En la actual edición del campeonato continental, la selección venezolana ha logrado más victorias que en toda su trayectoria desde 1967.
Admito que hasta hace poco, me generaba ambivalencia apoyar a este equipo a causa de todo el trasfondo político que traía consigo. Vivir en Venezuela te mete en una nube tan densa que es difícil apreciar cosas que normalmente cualquiera valoraría con la mente más serena. Haber salido del país, sin embargo, me ha enseñado a separar calmadamente ciertas cosas.
Ayer leía en Twitter comentarios de un venezolano en relación a que prefería apoyar a Chile “porque la victoria de la Vinotinto alegraba a Chávez”. Y pensé, ¿tendrá algo de razón?¿Es preferible mantener a casi 30 millones de habitantes en el malestar que habitualmente tienen debido a la dificultad social y política que viven, solo por no darle una alegría a alguien que no la merece? La balanza se inclina fácilmente.
Ayer, chavistas, opositores y ni-nis, seguidores y no seguidores del fútbol, pobres, ricos y los del medio (si es que quedan), blancos, negros, indios, cafés con leche y cualquier otra mezcla, TODOS tenían algo para sonreir. Y ni siquiera se trata de un título o una copa como tal. Es tan sólo una victoria.
Resulta evidente que si la alegría llegara por una bonanza económica, mejor nivel de vida, disminución de la delincuencia, estabilidad social y política, serían puntos más lógicos y necesarios por los cuales alegrarse.

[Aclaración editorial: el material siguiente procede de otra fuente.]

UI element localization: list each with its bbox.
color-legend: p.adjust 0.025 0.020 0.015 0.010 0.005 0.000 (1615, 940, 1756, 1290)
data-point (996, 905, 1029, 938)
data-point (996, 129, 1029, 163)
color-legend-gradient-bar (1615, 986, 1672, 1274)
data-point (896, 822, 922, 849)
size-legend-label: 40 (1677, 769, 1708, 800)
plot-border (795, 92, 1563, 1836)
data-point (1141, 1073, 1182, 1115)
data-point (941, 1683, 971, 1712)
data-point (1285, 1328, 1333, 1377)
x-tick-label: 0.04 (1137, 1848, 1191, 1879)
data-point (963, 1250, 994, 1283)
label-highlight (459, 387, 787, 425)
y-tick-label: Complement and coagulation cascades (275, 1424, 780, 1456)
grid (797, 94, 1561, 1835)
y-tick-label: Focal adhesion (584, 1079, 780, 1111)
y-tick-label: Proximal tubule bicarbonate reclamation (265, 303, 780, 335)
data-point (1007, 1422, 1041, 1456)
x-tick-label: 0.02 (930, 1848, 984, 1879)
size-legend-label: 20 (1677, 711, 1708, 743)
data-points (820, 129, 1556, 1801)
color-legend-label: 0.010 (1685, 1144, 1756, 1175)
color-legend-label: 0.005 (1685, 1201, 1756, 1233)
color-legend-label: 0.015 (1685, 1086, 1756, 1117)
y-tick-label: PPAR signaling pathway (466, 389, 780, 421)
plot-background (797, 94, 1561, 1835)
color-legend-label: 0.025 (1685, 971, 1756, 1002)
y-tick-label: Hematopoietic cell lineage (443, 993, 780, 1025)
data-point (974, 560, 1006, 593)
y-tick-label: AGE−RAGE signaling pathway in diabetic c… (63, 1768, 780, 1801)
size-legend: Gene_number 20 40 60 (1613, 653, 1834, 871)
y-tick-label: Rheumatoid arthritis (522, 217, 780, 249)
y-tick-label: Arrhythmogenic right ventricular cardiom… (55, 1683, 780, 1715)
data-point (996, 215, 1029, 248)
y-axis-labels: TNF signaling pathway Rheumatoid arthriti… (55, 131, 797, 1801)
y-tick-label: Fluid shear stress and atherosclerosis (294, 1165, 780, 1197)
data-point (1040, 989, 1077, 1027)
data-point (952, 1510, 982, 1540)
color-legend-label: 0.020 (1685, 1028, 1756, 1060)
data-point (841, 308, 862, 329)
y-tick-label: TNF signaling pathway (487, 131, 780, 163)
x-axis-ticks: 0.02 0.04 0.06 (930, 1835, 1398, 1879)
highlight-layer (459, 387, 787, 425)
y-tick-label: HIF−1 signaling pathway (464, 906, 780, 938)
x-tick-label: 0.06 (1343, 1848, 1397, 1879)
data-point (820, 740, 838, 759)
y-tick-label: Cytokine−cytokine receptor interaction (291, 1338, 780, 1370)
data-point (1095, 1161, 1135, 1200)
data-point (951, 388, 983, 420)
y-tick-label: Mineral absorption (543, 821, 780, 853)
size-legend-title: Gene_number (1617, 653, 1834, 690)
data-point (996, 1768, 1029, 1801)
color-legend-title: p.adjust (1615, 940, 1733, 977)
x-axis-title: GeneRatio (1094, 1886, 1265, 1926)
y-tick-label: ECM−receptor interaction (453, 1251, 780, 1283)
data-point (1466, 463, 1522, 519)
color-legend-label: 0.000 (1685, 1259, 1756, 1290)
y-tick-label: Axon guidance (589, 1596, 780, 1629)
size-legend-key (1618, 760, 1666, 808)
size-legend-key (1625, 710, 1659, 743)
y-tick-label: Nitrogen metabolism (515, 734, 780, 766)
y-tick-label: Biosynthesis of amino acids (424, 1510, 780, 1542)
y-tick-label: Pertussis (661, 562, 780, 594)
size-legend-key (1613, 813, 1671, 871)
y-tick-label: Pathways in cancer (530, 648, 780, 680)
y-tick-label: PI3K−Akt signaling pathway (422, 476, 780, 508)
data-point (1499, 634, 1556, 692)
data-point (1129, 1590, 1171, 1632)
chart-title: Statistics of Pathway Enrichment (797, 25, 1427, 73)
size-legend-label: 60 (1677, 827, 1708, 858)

Pero esto, así sea una “falsa alegría” o un engaño temporal o como lo quieran llamar, deja momentos de felicidad en un momento en el que éstos escasean.
Es por esa razón que, aun cuando a algunos les suene absurdo y no sea sencillo, prefiero separar el fútbol de la política; escojo unirme al festejo que amargarme, prefiero una alegrarme por una “tontería” que no tener alegría en lo absoluto. Y es por esto que si me preguntan si quiero que siga ganando la Vinotinto no dudo en decir que sí, porque por una de las primeras veces desde que nací, puedo decir que Venezuela está haciendo historia en algo positivo.
P.D. Es VITAL celebrar con mesura, tener humildad, no humillar a los otros y disfrutar la alegría de la victoria y no la amargura de la derrota ajena; pero sobre todo, respeto. Insisto en que hay que ser buenos ganadores y buenos perdedores.
Ser mal ganador es muestra de no estar acostumbrado al triunfo y eso significa ser un equipo pequeño.
No hemos ganado nada todavía en forma definitiva, así que no tenemos ni siquiera armas para defendernos. Y aún si las tuviéramos, lo mejor es no usarlas, ¿Cierto?